JDRF, a leading nonprofit organization that provides funding for research on Type 1 diabetes, and the American Diabetes Association issued a joint statement shortly after the new study was released, cautioning against misinterpreting the findings and stating that they "do not provide enough clinical evidence to support any recommended change in therapy at this time." Both groups have partnered with drug manufacturers and device makers in the industry.
Still, Dr. Camillo Ricordi, director of the Diabetes Research Institute at the University of Miami, said he is "cautiously optimistic" about the findings, noting the "incredibly high price tag" for patients with diabetes. But he warned against generating "too much hype" among families before the treatment is proven to be effective.
Dr. Joseph Bellanti, professor emeritus of pediatrics and microbiology and immunology at Georgetown University Medical Center in Washington, D.C., was also encouraged by the studies' findings. While he acknowledged the skepticism surrounding Faustman's research, scrutiny is a necessary part of the scientific process, he said.
"We're seeking the truth, and we want to make sure that the results and the interpretations are correct, Bellanti said, "and that requires healthy debate."
Faustman said her findings are important because they suggest that the vaccine could have positive effects in the treatment of diabetes, similar to what has been seen in previous research on other autoimmune diseases, like multiple sclerosis, that involve an immune system reaction against normal tissue.
"It also opens up a host of new possible treatment avenues," Faustman said, adding that it could help in developing interventions for other groups suffering from chronic illnesses.
Type 1 diabetes, which typically is diagnosed in childhood, occurs when the immune system destroys the cells that produce insulin. People with Type 2 diabetes produce normal levels of this vital hormone, but their bodies don't respond appropriately.

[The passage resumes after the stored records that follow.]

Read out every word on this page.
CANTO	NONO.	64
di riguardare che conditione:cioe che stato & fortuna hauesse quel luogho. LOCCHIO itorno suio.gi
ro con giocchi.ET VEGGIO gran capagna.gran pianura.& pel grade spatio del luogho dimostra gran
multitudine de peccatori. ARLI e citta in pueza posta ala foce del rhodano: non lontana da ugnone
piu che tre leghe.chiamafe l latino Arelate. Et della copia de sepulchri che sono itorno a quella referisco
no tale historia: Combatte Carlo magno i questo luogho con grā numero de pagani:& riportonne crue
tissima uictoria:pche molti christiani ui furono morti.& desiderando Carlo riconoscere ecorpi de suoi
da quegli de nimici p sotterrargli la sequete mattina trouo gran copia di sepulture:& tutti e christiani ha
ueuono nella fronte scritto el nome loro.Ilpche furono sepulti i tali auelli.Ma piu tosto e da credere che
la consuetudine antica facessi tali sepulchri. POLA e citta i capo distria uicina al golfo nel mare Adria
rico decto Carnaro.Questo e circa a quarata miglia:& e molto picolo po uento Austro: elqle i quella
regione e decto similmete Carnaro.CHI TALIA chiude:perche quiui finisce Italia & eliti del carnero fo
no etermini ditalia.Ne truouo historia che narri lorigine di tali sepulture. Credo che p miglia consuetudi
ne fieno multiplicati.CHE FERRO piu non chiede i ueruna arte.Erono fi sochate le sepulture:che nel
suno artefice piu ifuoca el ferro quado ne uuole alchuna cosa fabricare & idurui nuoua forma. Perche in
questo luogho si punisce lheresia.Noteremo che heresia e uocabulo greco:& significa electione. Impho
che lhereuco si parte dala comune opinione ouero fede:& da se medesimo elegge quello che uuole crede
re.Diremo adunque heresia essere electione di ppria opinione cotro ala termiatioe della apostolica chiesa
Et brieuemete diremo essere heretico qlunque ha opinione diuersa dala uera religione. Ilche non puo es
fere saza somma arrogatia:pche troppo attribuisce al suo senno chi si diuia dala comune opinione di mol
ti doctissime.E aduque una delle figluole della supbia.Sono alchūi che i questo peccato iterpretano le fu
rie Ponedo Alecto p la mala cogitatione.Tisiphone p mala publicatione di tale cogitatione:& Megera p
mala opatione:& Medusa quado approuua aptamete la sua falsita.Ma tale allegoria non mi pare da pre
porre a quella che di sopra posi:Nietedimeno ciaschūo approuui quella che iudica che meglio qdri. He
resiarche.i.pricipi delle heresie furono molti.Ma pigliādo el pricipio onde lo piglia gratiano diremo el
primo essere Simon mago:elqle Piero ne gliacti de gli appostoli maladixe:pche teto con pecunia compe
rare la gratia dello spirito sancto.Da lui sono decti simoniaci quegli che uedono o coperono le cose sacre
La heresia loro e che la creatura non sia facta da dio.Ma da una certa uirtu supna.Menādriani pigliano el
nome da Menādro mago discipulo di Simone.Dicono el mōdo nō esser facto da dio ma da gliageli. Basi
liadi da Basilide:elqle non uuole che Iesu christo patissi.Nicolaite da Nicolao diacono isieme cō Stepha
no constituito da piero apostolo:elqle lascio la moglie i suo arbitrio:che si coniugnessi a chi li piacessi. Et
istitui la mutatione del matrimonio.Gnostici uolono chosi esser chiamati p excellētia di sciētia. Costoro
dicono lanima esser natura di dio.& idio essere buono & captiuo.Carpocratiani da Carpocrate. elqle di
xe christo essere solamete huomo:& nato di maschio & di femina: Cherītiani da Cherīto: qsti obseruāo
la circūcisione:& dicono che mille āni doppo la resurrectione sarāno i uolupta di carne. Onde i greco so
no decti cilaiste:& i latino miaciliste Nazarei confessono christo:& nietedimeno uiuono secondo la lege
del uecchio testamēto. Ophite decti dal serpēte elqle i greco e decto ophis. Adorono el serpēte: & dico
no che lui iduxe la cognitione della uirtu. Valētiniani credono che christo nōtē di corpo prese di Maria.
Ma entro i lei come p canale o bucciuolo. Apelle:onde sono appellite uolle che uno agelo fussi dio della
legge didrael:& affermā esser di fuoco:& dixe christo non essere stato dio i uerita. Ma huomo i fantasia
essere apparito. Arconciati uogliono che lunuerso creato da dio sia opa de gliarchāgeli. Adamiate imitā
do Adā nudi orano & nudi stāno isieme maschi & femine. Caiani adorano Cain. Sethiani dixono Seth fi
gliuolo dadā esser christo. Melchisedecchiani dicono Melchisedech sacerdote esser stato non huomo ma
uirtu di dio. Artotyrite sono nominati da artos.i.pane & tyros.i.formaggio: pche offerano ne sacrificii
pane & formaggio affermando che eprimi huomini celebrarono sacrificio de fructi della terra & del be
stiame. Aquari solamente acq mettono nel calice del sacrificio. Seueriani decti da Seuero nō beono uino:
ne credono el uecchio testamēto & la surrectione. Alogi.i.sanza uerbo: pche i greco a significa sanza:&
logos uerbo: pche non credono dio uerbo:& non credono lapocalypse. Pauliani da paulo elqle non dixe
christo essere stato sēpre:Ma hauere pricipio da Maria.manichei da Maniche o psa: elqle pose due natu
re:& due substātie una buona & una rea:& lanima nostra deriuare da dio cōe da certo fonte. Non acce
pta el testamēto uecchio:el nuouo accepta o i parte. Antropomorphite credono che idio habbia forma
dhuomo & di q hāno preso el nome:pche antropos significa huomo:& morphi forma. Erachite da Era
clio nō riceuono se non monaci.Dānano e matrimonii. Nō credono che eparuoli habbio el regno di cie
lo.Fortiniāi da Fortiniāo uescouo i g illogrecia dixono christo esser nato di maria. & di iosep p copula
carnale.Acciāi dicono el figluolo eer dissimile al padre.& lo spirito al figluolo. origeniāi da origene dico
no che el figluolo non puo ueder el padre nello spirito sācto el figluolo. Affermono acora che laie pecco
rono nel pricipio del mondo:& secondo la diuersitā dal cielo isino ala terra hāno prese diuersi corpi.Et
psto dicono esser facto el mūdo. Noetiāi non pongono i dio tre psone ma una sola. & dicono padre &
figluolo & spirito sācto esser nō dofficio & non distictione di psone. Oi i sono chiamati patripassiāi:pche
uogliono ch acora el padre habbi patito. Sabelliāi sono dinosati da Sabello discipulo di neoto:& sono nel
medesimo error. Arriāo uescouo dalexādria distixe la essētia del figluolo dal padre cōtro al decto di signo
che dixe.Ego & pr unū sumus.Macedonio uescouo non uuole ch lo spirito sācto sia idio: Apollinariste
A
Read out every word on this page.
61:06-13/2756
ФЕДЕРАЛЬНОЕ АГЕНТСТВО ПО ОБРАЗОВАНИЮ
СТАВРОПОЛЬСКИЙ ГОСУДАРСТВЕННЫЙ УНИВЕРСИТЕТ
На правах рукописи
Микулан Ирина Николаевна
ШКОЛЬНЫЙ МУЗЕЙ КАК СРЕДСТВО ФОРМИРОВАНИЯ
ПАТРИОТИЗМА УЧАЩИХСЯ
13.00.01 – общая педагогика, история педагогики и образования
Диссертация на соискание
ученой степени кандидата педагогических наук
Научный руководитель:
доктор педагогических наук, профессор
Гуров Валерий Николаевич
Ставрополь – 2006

These findings surface as the country grapples with soaring insulin prices—a rise so significant it has prompted attorneys general in several states and at least one federal prosecutor to launch investigations targeting insulin makers Eli Lilly, Novo Nordisk, Sanofi and pharmacy benefit managers.
The United States already pays a steep price for its diabetes burden. According to the American Diabetes Association, the 24.7 million Americans living with the diagnosis last year spent $237 billion in direct medical costs.
For patients like Gaytan, the prospect of new medications to simplify and reduce the costs of her treatment is tantalizing. She injects herself with insulin and checks her blood sugar level about five times a day. And she attends therapy to help deal with the burden of living with a chronic condition, and worries about how she'll afford it in the future.
"I know diabetics (whose) families pay for everything," she said, adding they "just can't afford it."
According to Connecture, the list price for Apidra SoloStar—an injectable insulin product that Gaytan uses several times per day—increased from $33.24 per pen in early 2009 to $104.28 per pen in early 2018.
Faustman said her research has documented the mechanism by which the old vaccine reduces blood sugar levels. In the Phase 2 trial, she will attempt to replicate her findings by following 150 participants with the disease for five years. It will be at least another four years until results are published.
Ultimately, if BCG works to treat Type 1 diabetes, its current cheap price could rise, said Gerard Anderson, professor of health policy and management and medicine at Johns Hopkins University in Baltimore, who, like Kaiser Health News, receives money from the Laura and John Arnold Foundation. Though BCG is generic, pharmaceutical companies can raise the price by altering the drug and issuing a new patent.
Drugmakers are expert at retooling old drugs to treat new conditions, he said, adding: "It could result in no cost savings at all—and, in fact, a higher price."